Взяла под руку и повлекла за собой. Но буквально сто метров спустя резко остановилась, дернула за рукав:

– Это ты тут с утра развлекался?

– Чем именно?.. Мать моя, понял. Нет, милый Майкин, не я. Даже не знаю, к сожалению или к счастью. Ну и дела!

Прямо у них под ногами на тротуаре красовалась надпись, сделанная цветными мелками: «До Бан-Бурогана отсюда 70 километров на лодке, при юго-восточном ветре». А на стене соседнего дома пестрело объявление: «Гильдия поваров-изгнанников из Маньяра переехала на Амату, 7, вход со двора».

Вздохнул:

– Как будто мы тут уже сегодня гуляли. Только, конечно, втроем. И нам было максимум по четырнадцать лет.

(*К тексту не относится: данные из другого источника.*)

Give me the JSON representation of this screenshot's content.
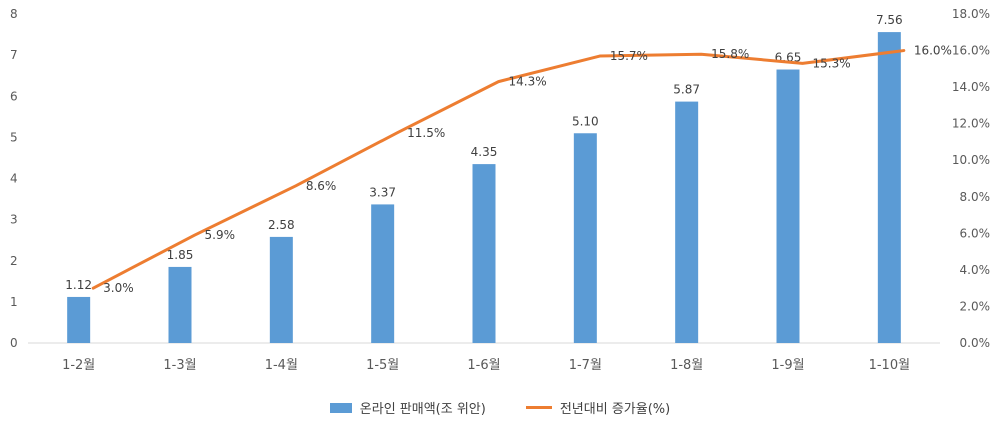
{
  "chart_data": {
    "type": "bar",
    "categories": [
      "1-2월",
      "1-3월",
      "1-4월",
      "1-5월",
      "1-6월",
      "1-7월",
      "1-8월",
      "1-9월",
      "1-10월"
    ],
    "series": [
      {
        "name": "온라인 판매액(조 위안)",
        "type": "bar",
        "axis": "left",
        "color": "#5B9BD5",
        "values": [
          1.12,
          1.85,
          2.58,
          3.37,
          4.35,
          5.1,
          5.87,
          6.65,
          7.56
        ],
        "labels": [
          "1.12",
          "1.85",
          "2.58",
          "3.37",
          "4.35",
          "5.10",
          "5.87",
          "6.65",
          "7.56"
        ]
      },
      {
        "name": "전년대비 증가율(%)",
        "type": "line",
        "axis": "right",
        "color": "#ED7D31",
        "values": [
          3.0,
          5.9,
          8.6,
          11.5,
          14.3,
          15.7,
          15.8,
          15.3,
          16.0
        ],
        "labels": [
          "3.0%",
          "5.9%",
          "8.6%",
          "11.5%",
          "14.3%",
          "15.7%",
          "15.8%",
          "15.3%",
          "16.0%"
        ]
      }
    ],
    "y_left": {
      "ylim": [
        0,
        8
      ],
      "ticks": [
        "0",
        "1",
        "2",
        "3",
        "4",
        "5",
        "6",
        "7",
        "8"
      ]
    },
    "y_right": {
      "ylim": [
        0,
        18
      ],
      "ticks": [
        "0.0%",
        "2.0%",
        "4.0%",
        "6.0%",
        "8.0%",
        "10.0%",
        "12.0%",
        "14.0%",
        "16.0%",
        "18.0%"
      ]
    },
    "grid": false,
    "legend_position": "bottom"
  }
}
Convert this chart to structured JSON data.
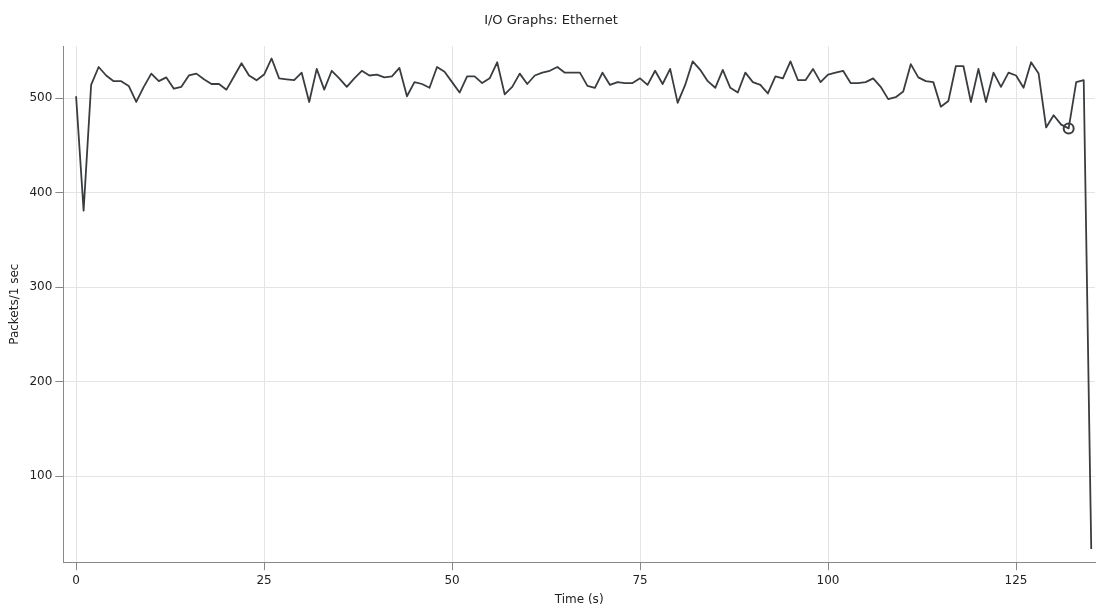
{
  "chart_data": {
    "type": "line",
    "title": "I/O Graphs: Ethernet",
    "xlabel": "Time (s)",
    "ylabel": "Packets/1 sec",
    "x": [
      0,
      1,
      2,
      3,
      4,
      5,
      6,
      7,
      8,
      9,
      10,
      11,
      12,
      13,
      14,
      15,
      16,
      17,
      18,
      19,
      20,
      21,
      22,
      23,
      24,
      25,
      26,
      27,
      28,
      29,
      30,
      31,
      32,
      33,
      34,
      35,
      36,
      37,
      38,
      39,
      40,
      41,
      42,
      43,
      44,
      45,
      46,
      47,
      48,
      49,
      50,
      51,
      52,
      53,
      54,
      55,
      56,
      57,
      58,
      59,
      60,
      61,
      62,
      63,
      64,
      65,
      66,
      67,
      68,
      69,
      70,
      71,
      72,
      73,
      74,
      75,
      76,
      77,
      78,
      79,
      80,
      81,
      82,
      83,
      84,
      85,
      86,
      87,
      88,
      89,
      90,
      91,
      92,
      93,
      94,
      95,
      96,
      97,
      98,
      99,
      100,
      101,
      102,
      103,
      104,
      105,
      106,
      107,
      108,
      109,
      110,
      111,
      112,
      113,
      114,
      115,
      116,
      117,
      118,
      119,
      120,
      121,
      122,
      123,
      124,
      125,
      126,
      127,
      128,
      129,
      130,
      131,
      132,
      133,
      134,
      135
    ],
    "series": [
      {
        "color": "#3a3d40",
        "values": [
          502,
          381,
          514,
          533,
          524,
          518,
          518,
          513,
          496,
          512,
          526,
          518,
          522,
          510,
          512,
          524,
          526,
          520,
          515,
          515,
          509,
          523,
          537,
          524,
          519,
          525,
          542,
          521,
          520,
          519,
          527,
          496,
          531,
          509,
          529,
          521,
          512,
          521,
          529,
          524,
          525,
          522,
          523,
          532,
          502,
          517,
          515,
          511,
          533,
          528,
          517,
          506,
          523,
          523,
          516,
          521,
          538,
          504,
          512,
          526,
          515,
          524,
          527,
          529,
          533,
          527,
          527,
          527,
          513,
          511,
          527,
          514,
          517,
          516,
          516,
          521,
          514,
          529,
          515,
          531,
          495,
          514,
          539,
          530,
          518,
          511,
          530,
          511,
          506,
          527,
          517,
          514,
          505,
          523,
          521,
          539,
          519,
          519,
          531,
          517,
          525,
          527,
          529,
          516,
          516,
          517,
          521,
          512,
          499,
          501,
          507,
          536,
          522,
          518,
          517,
          491,
          497,
          534,
          534,
          496,
          531,
          496,
          527,
          512,
          527,
          524,
          511,
          538,
          526,
          469,
          482,
          472,
          468,
          517,
          519,
          23
        ]
      },
      {
        "type": "scatter",
        "marker": "circle",
        "color": "#3a3d40",
        "x": [
          132
        ],
        "values": [
          468
        ]
      }
    ],
    "xlim": [
      -1.7,
      135.5
    ],
    "xticks": [
      0,
      25,
      50,
      75,
      100,
      125
    ],
    "ylim": [
      9,
      555
    ],
    "yticks": [
      100,
      200,
      300,
      400,
      500
    ],
    "grid": true,
    "legend": false,
    "line_style": "solid",
    "marker": "none"
  }
}
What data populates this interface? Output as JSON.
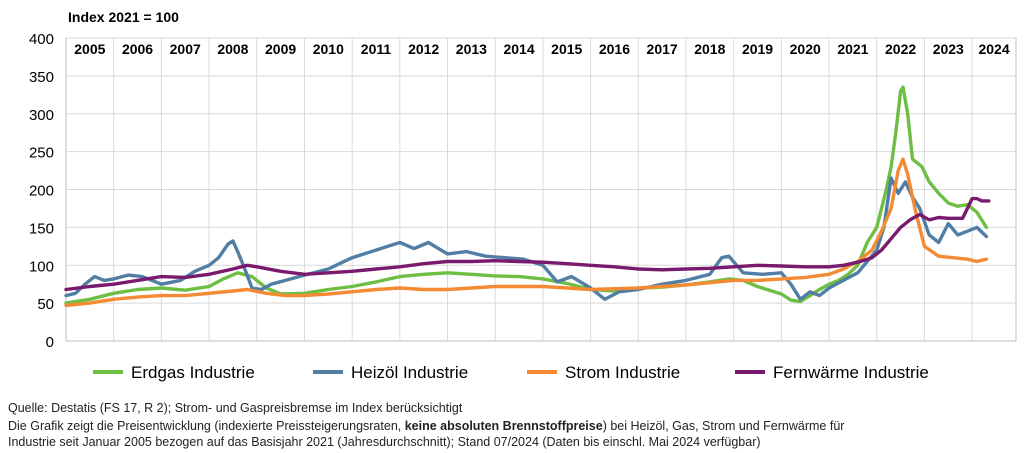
{
  "chart_data": {
    "type": "line",
    "title": "Index 2021 = 100",
    "ylim": [
      0,
      400
    ],
    "yticks": [
      0,
      50,
      100,
      150,
      200,
      250,
      300,
      350,
      400
    ],
    "xlim": [
      2005,
      2024.92
    ],
    "years": [
      "2005",
      "2006",
      "2007",
      "2008",
      "2009",
      "2010",
      "2011",
      "2012",
      "2013",
      "2014",
      "2015",
      "2016",
      "2017",
      "2018",
      "2019",
      "2020",
      "2021",
      "2022",
      "2023",
      "2024"
    ],
    "grid": true,
    "legend_position": "bottom",
    "series": [
      {
        "name": "Erdgas Industrie",
        "color": "#6fbe44",
        "x": [
          2005.0,
          2005.5,
          2006.0,
          2006.5,
          2007.0,
          2007.5,
          2008.0,
          2008.3,
          2008.6,
          2008.9,
          2009.2,
          2009.5,
          2010.0,
          2010.5,
          2011.0,
          2011.5,
          2012.0,
          2012.5,
          2013.0,
          2013.5,
          2014.0,
          2014.5,
          2015.0,
          2015.5,
          2016.0,
          2016.5,
          2017.0,
          2017.5,
          2018.0,
          2018.5,
          2018.9,
          2019.2,
          2019.5,
          2019.8,
          2020.0,
          2020.2,
          2020.4,
          2020.6,
          2020.8,
          2021.0,
          2021.2,
          2021.4,
          2021.6,
          2021.8,
          2022.0,
          2022.1,
          2022.2,
          2022.3,
          2022.4,
          2022.5,
          2022.55,
          2022.65,
          2022.75,
          2022.85,
          2022.95,
          2023.1,
          2023.3,
          2023.5,
          2023.7,
          2023.9,
          2024.1,
          2024.3
        ],
        "y": [
          50,
          55,
          63,
          68,
          70,
          67,
          72,
          82,
          90,
          85,
          70,
          62,
          63,
          68,
          72,
          78,
          85,
          88,
          90,
          88,
          86,
          85,
          82,
          76,
          68,
          66,
          70,
          71,
          74,
          78,
          82,
          80,
          72,
          66,
          62,
          54,
          52,
          60,
          68,
          75,
          80,
          88,
          100,
          130,
          150,
          175,
          200,
          230,
          275,
          330,
          335,
          300,
          240,
          235,
          230,
          210,
          195,
          182,
          178,
          180,
          170,
          150
        ]
      },
      {
        "name": "Heizöl Industrie",
        "color": "#507ea4",
        "x": [
          2005.0,
          2005.2,
          2005.4,
          2005.6,
          2005.8,
          2006.0,
          2006.3,
          2006.6,
          2007.0,
          2007.4,
          2007.7,
          2008.0,
          2008.2,
          2008.4,
          2008.5,
          2008.6,
          2008.75,
          2008.9,
          2009.1,
          2009.3,
          2009.6,
          2010.0,
          2010.5,
          2011.0,
          2011.5,
          2012.0,
          2012.3,
          2012.6,
          2013.0,
          2013.4,
          2013.8,
          2014.2,
          2014.6,
          2015.0,
          2015.3,
          2015.6,
          2016.0,
          2016.3,
          2016.6,
          2017.0,
          2017.5,
          2018.0,
          2018.5,
          2018.75,
          2018.9,
          2019.2,
          2019.6,
          2020.0,
          2020.2,
          2020.4,
          2020.6,
          2020.8,
          2021.0,
          2021.3,
          2021.6,
          2021.8,
          2022.0,
          2022.15,
          2022.3,
          2022.45,
          2022.6,
          2022.75,
          2022.9,
          2023.1,
          2023.3,
          2023.5,
          2023.7,
          2023.9,
          2024.1,
          2024.3
        ],
        "y": [
          60,
          63,
          75,
          85,
          80,
          82,
          87,
          85,
          75,
          80,
          92,
          100,
          110,
          128,
          132,
          118,
          95,
          70,
          68,
          75,
          80,
          87,
          95,
          110,
          120,
          130,
          122,
          130,
          115,
          118,
          112,
          110,
          108,
          100,
          78,
          85,
          70,
          55,
          65,
          68,
          75,
          80,
          88,
          110,
          112,
          90,
          88,
          90,
          75,
          55,
          65,
          60,
          70,
          80,
          90,
          105,
          120,
          150,
          215,
          195,
          210,
          190,
          175,
          140,
          130,
          155,
          140,
          145,
          150,
          138
        ]
      },
      {
        "name": "Strom Industrie",
        "color": "#f58a34",
        "x": [
          2005.0,
          2005.5,
          2006.0,
          2006.5,
          2007.0,
          2007.5,
          2008.0,
          2008.5,
          2008.8,
          2009.2,
          2009.6,
          2010.0,
          2010.5,
          2011.0,
          2011.5,
          2012.0,
          2012.5,
          2013.0,
          2013.5,
          2014.0,
          2015.0,
          2016.0,
          2017.0,
          2018.0,
          2019.0,
          2019.5,
          2020.0,
          2020.5,
          2021.0,
          2021.3,
          2021.6,
          2021.9,
          2022.1,
          2022.3,
          2022.45,
          2022.55,
          2022.65,
          2022.8,
          2023.0,
          2023.3,
          2023.6,
          2023.9,
          2024.1,
          2024.3
        ],
        "y": [
          47,
          50,
          55,
          58,
          60,
          60,
          63,
          66,
          68,
          63,
          60,
          60,
          62,
          65,
          68,
          70,
          68,
          68,
          70,
          72,
          72,
          68,
          70,
          74,
          80,
          80,
          82,
          84,
          88,
          95,
          105,
          120,
          145,
          175,
          225,
          240,
          220,
          175,
          125,
          112,
          110,
          108,
          105,
          108
        ]
      },
      {
        "name": "Fernwärme Industrie",
        "color": "#7a1a6e",
        "x": [
          2005.0,
          2005.5,
          2006.0,
          2006.5,
          2007.0,
          2007.5,
          2008.0,
          2008.5,
          2008.8,
          2009.0,
          2009.5,
          2010.0,
          2010.5,
          2011.0,
          2011.5,
          2012.0,
          2012.5,
          2013.0,
          2013.5,
          2014.0,
          2014.5,
          2015.0,
          2015.5,
          2016.0,
          2016.5,
          2017.0,
          2017.5,
          2018.0,
          2018.5,
          2019.0,
          2019.5,
          2020.0,
          2020.5,
          2021.0,
          2021.3,
          2021.6,
          2021.9,
          2022.1,
          2022.3,
          2022.5,
          2022.7,
          2022.9,
          2023.1,
          2023.3,
          2023.5,
          2023.8,
          2024.0,
          2024.1,
          2024.2,
          2024.35
        ],
        "y": [
          68,
          72,
          75,
          80,
          85,
          84,
          88,
          95,
          100,
          98,
          92,
          88,
          90,
          92,
          95,
          98,
          102,
          105,
          105,
          106,
          105,
          104,
          102,
          100,
          98,
          95,
          94,
          95,
          96,
          98,
          100,
          99,
          98,
          98,
          100,
          104,
          110,
          120,
          135,
          150,
          160,
          167,
          160,
          163,
          162,
          162,
          188,
          188,
          185,
          185
        ]
      }
    ]
  },
  "footer": {
    "source": "Quelle: Destatis (FS 17, R 2); Strom- und Gaspreisbremse im Index berücksichtigt",
    "note_pre": "Die Grafik zeigt die Preisentwicklung (indexierte Preissteigerungsraten, ",
    "note_bold": "keine absoluten Brennstoffpreise",
    "note_post": ") bei Heizöl, Gas, Strom und Fernwärme für",
    "note_line2": "Industrie seit Januar 2005 bezogen auf das Basisjahr 2021 (Jahresdurchschnitt); Stand 07/2024 (Daten bis einschl. Mai 2024 verfügbar)"
  }
}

– А Маркину – только тринадцать, – педантично добавила Мэй. И потянула вперед: – Ладно, идем на Барона. По крайней мере это отсюда гораздо ближе, чем Бан-Буроган.

– Откуда, кстати, Маркин когда-то приехал в наш дом. Не как-нибудь, а в лодке!

– Правда. Ты тоже помнишь?

– Еще бы. Главное, я не только тогда ему сразу поверил, но даже потом, уже после школы, когда Маркин показывал новенький паспорт, удивился: почему местом рождения значится какой-то дурацкий Киев, а не Бан-Буроган? Но тут же подумал, что его вполне могли увезти из Киева в Бан-Буроган в возрасте нескольких месяцев. А уже оттуда – к нам. Успокоился: все наконец понятно. И только вечером сообразил, что по-прежнему считаю детскую выдумку документальным фактом. Но мнения, кстати, не переменил. Я, знаешь ли, консерватор.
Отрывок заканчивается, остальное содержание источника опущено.